Sektor energi dan komoditas yang sempat menopang IHSG dalam beberapa waktu terakhir juga tidak luput dari aksi ambil untung. Penurunan harga komoditas global mendorong investor merealisasikan keuntungan, sehingga menambah tekanan pada pergerakan indeks secara keseluruhan.

Rupiah Justru Menguat terhadap Dolar AS

Berbeda dengan pergerakan IHSG yang ambruk, nilai tukar rupiah justru menunjukkan performa yang cukup solid.
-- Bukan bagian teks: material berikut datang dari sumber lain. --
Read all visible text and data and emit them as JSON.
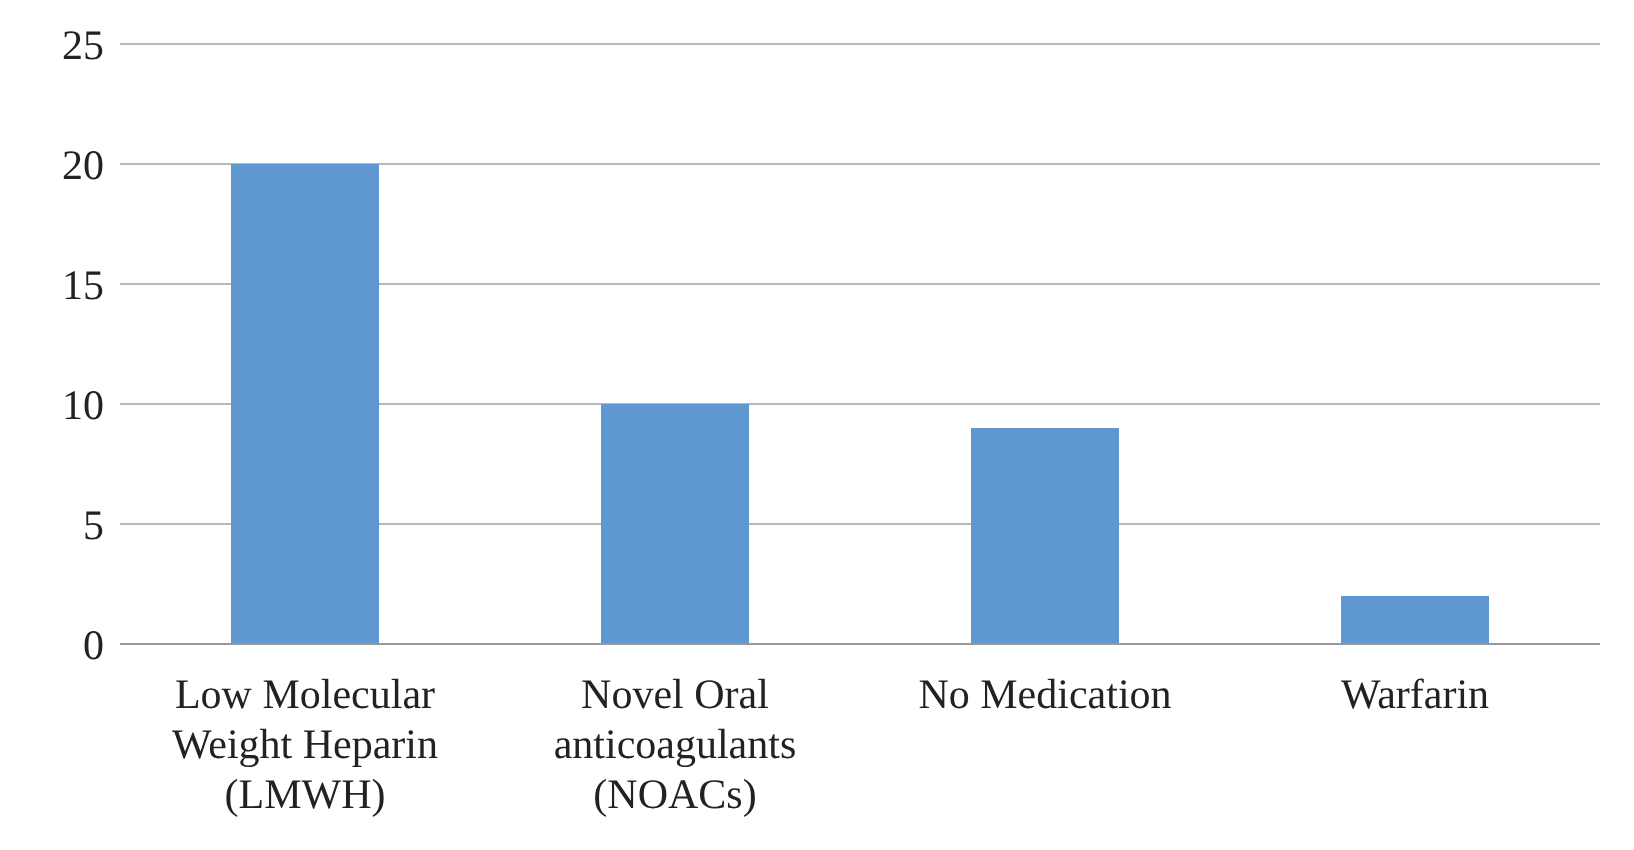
{
  "chart_data": {
    "type": "bar",
    "categories": [
      "Low Molecular Weight Heparin (LMWH)",
      "Novel Oral anticoagulants (NOACs)",
      "No Medication",
      "Warfarin"
    ],
    "values": [
      20,
      10,
      9,
      2
    ],
    "color": "#5f97d0",
    "ylim": [
      0,
      25
    ],
    "yticks": [
      0,
      5,
      10,
      15,
      20,
      25
    ],
    "grid": "y"
  }
}
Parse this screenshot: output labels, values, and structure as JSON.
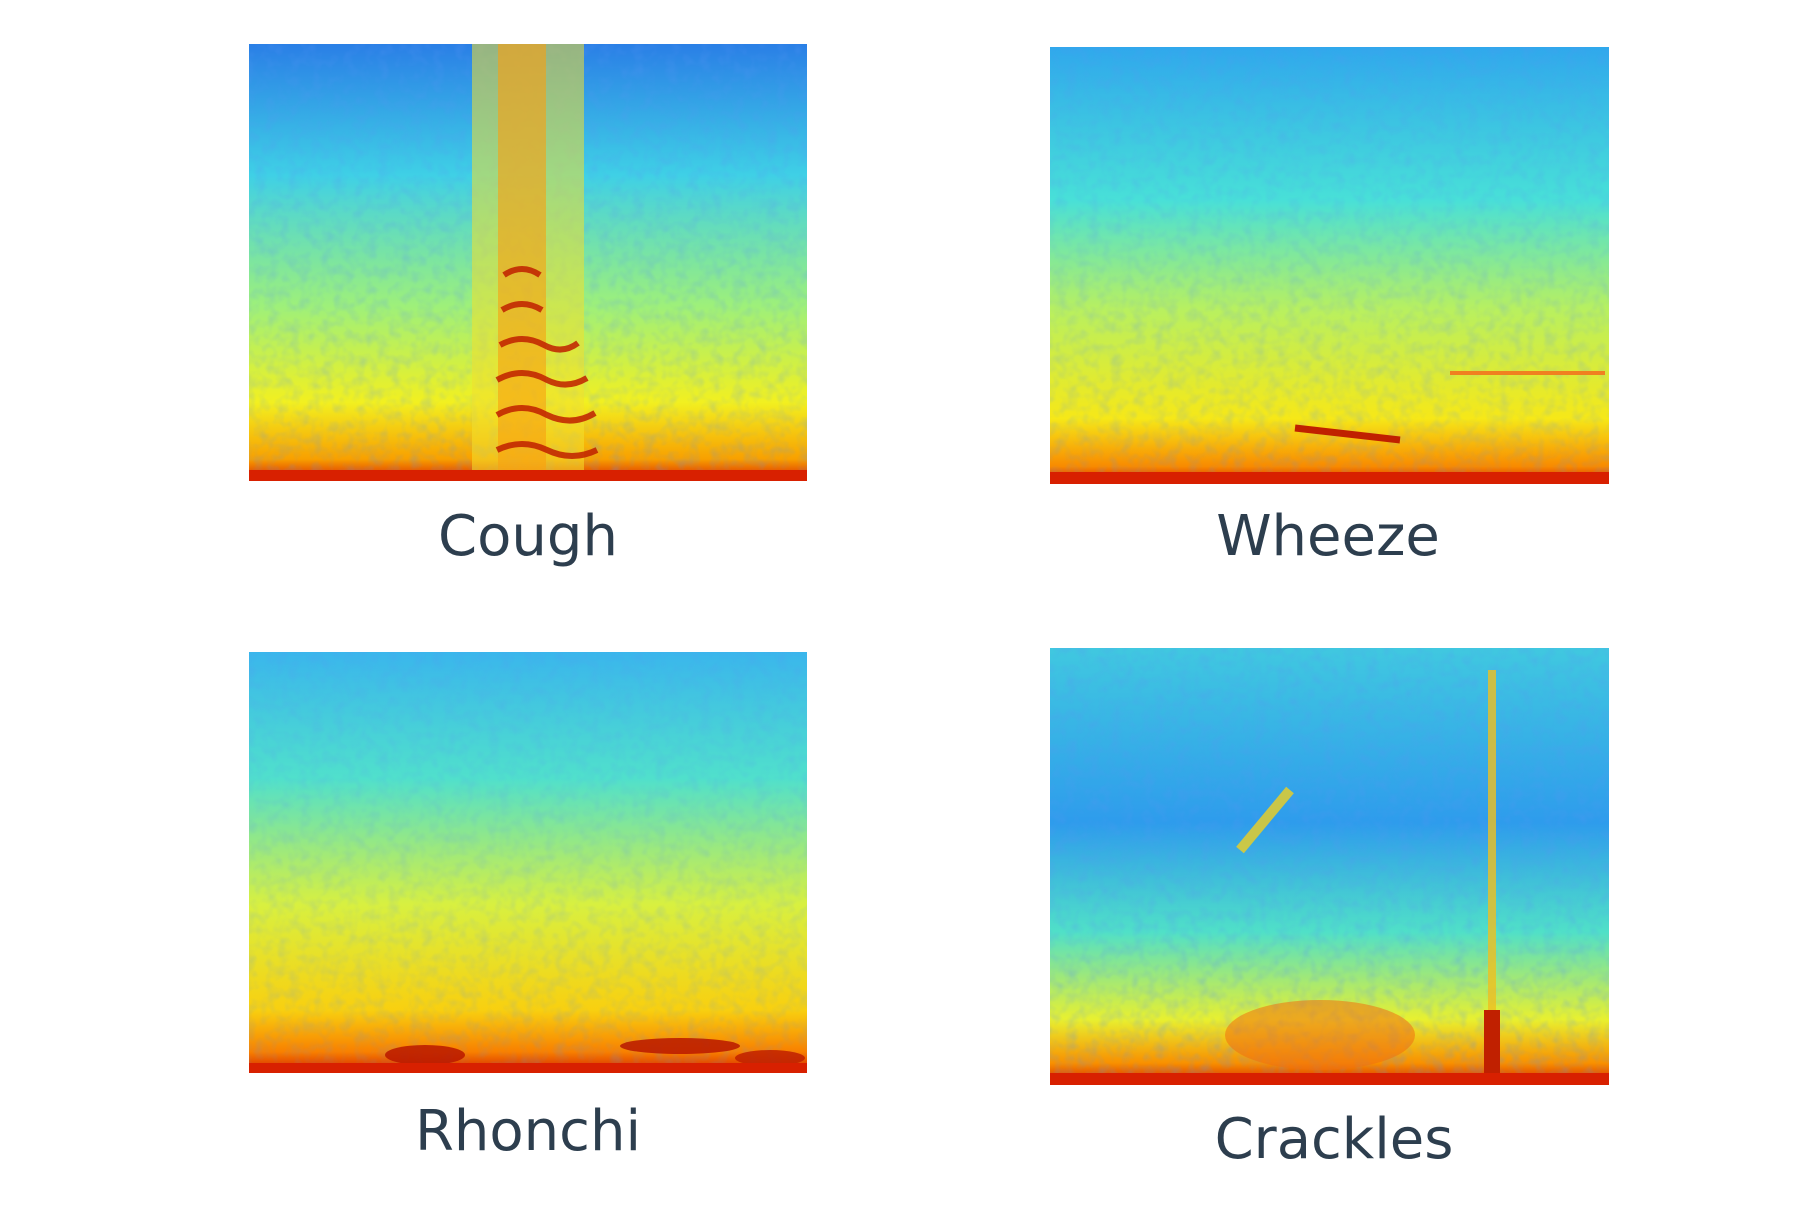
{
  "panels": [
    {
      "label": "Cough"
    },
    {
      "label": "Wheeze"
    },
    {
      "label": "Rhonchi"
    },
    {
      "label": "Crackles"
    }
  ]
}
Rupiah tercatat menguat terhadap dolar Amerika Serikat pada perdagangan hari ini. Penguatan ini menjadi perhatian pelaku pasar, mengingat biasanya tekanan di pasar saham diiringi dengan pelemahan mata uang.

Penguatan rupiah didorong oleh beberapa faktor, salah satunya adalah masuknya aliran dana ke instrumen pendapatan tetap seperti Surat Berharga Negara (SBN). Imbal hasil yang menarik serta stabilitas kebijakan moneter domestik membuat investor asing masih melihat aset rupiah relatif aman di tengah gejolak global.

Faktor Domestik Jadi Penopang Rupiah

Dari dalam negeri, fundamental ekonomi Indonesia dinilai masih cukup kuat. Inflasi yang terkendali, cadangan devisa yang memadai, serta komitmen otoritas moneter dalam menjaga stabilitas nilai tukar memberikan sentimen positif bagi rupiah. Bank sentral juga dinilai memiliki ruang kebijakan yang cukup untuk meredam volatilitas di pasar keuangan.

Selain itu, pelemahan indeks dolar AS di pasar global turut memberikan ruang bagi mata uang negara Tuna55 berkembang, termasuk rupiah, untuk bergerak menguat. Kombinasi faktor eksternal dan domestik ini membuat rupiah mampu “perkasa” meski IHSG sedang tertekan.

Prospek Pasar ke Depan

Ke depan, pergerakan IHSG dan rupiah diperkirakan masih akan dipengaruhi oleh dinamika global. Investor disarankan untuk mencermati rilis data ekonomi penting, arah kebijakan bank sentral global, serta perkembangan geopolitik. Sementara itu, penguatan rupiah di tengah pelemahan IHSG menunjukkan bahwa pasar keuangan tidak selalu bergerak searah.

Bagi investor, kondisi ini bisa menjadi momentum untuk lebih selektif dalam memilih aset, menyesuaikan strategi dengan profil risiko, serta tetap mengedepankan prinsip kehati-hatian di tengah pasar yang volatil.